Kiezen ze voor rammelend Nederlands, dan leert het kind geen enkele taal goed spreken. En het wordt ook nog eens volledig van zijn wortels afgesneden; het kan niet meer met zijn eigen opa en oma praten.

Leert het kind daarentegen zijn eigen moedertaal goed spreken, dan wordt het een stuk gemakkelijker voor hem om er een tweede taal bij te leren, zoals het Nederlands. En daarna ook nog een derde en een vierde taal als het moet, zoals Engels en Spaans. Want dat het economisch gezien handig is om veeltalig te zijn, staat buiten kijf.

De soap van gisteravond

In mijn promotie-onderzoek heb ik de woordenschat getoetst van Turkse jongeren die geboren zijn in Nederland. En wat bleek? Zij die de meeste Turkse woorden kennen, kennen óók de meeste Nederlandse woorden. En omdat ze vloeiend tweetalig zijn, kiezen ze per situatie wat de handigste taal is om te spreken. Op school, op straat en in het buurthuis. En ook thuis.

Spreekt hun gesprekspartner het beste Turks, dan kiezen ze voor Turks. Gaat het gesprek over een leraar op school, dan is Nederlands het makkelijkst. En bespreken ze onderling de soap van gisteravond, dan switchen ze binnen één zin wel drie keer van taal.
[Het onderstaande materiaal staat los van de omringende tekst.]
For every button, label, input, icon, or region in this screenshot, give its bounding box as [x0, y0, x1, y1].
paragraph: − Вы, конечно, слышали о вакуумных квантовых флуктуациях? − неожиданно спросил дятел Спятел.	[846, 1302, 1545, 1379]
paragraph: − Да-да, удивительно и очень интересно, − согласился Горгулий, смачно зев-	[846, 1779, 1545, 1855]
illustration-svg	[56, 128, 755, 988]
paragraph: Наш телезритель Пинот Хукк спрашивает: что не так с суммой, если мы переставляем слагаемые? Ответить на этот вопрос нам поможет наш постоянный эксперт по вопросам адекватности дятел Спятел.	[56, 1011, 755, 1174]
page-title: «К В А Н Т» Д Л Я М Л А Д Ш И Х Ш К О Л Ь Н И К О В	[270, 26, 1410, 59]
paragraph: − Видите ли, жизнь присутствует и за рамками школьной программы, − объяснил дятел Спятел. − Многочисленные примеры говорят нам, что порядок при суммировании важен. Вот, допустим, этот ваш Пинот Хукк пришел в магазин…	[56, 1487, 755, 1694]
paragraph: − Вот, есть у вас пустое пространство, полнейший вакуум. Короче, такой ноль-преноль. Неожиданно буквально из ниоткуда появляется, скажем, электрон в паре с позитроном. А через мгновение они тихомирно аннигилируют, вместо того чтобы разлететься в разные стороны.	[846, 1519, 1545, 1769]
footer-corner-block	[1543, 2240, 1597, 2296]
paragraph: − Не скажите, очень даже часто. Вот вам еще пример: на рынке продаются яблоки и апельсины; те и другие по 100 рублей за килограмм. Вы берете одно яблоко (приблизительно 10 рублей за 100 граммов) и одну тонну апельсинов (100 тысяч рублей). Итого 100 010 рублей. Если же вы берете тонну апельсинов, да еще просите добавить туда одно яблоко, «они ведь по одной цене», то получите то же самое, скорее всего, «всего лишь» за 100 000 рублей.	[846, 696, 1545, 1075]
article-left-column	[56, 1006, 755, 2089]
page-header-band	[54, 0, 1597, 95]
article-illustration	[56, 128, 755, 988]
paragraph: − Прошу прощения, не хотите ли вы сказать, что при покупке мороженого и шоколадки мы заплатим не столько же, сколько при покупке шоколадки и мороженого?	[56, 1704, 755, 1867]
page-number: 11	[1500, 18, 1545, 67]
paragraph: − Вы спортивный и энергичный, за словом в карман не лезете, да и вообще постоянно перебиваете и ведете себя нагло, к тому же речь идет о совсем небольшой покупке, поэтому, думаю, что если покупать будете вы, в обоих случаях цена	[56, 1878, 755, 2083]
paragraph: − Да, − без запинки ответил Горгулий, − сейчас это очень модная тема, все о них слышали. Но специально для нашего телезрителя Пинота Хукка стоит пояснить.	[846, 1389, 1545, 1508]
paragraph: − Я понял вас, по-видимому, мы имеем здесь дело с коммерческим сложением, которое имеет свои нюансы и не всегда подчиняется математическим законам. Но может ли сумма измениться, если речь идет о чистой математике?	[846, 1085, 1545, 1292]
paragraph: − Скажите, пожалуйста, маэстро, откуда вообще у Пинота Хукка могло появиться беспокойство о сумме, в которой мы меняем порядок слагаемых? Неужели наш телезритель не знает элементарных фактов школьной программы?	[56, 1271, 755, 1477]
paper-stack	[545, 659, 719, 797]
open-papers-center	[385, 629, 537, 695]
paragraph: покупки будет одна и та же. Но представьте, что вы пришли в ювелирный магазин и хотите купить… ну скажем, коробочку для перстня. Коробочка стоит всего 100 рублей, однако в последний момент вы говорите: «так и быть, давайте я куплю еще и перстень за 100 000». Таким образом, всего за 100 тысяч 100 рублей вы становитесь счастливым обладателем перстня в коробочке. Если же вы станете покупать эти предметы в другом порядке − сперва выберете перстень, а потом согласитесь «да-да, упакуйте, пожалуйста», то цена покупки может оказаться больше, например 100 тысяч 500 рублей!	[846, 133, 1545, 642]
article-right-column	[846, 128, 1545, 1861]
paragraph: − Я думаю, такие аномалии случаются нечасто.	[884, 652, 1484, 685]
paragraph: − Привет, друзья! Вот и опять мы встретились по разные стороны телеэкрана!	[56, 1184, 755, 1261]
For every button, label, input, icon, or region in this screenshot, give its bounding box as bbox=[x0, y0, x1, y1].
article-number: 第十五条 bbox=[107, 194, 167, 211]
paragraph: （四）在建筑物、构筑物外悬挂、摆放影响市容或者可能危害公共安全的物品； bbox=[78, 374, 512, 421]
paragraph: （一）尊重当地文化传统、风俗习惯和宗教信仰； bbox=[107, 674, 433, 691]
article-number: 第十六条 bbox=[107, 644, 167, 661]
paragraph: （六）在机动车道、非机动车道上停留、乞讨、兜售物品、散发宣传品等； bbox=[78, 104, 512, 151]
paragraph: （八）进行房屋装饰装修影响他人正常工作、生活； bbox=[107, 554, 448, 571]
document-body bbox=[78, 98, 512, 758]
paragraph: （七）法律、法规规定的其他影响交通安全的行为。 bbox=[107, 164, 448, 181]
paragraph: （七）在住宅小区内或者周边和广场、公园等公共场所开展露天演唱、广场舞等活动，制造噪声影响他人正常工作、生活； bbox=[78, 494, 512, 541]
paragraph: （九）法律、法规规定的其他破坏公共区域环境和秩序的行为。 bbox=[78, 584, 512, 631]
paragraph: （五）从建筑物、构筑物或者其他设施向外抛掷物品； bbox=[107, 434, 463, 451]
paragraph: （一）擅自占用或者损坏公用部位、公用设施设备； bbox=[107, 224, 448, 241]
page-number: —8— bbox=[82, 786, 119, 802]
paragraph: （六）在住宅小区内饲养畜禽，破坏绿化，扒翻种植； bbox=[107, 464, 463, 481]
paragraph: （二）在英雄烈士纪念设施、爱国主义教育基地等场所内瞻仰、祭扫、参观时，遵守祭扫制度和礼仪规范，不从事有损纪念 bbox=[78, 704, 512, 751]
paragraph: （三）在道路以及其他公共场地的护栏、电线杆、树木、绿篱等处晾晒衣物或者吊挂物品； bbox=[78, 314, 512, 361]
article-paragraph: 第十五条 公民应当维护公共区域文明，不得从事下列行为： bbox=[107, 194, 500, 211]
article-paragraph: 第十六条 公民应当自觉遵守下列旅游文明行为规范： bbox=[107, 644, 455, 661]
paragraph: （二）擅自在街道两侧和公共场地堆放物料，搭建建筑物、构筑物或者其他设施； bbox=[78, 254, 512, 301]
Dat switchen is géén teken van gebrek aan taalvaardigheid. Integendeel: alleen als je twee talen heel goed beheerst, kun je hun grammatica's door elkaar weven.

Helemaal automatisch

Deze jongeren doen het helemaal automatisch, net als ademhalen. En je daarmee gaan bemoeien, zoals de Rotterdam Code doet, is net zo'n onzin als je gaan bemoeien met iemands tempo van ademhalen.

Misschien is het tijd om eens trots te worden op het meertalige kapitaal van onze allochtone jeugd. Ze spreken zich immers duidelijk genoeg uit. In het Nederlands nog wel.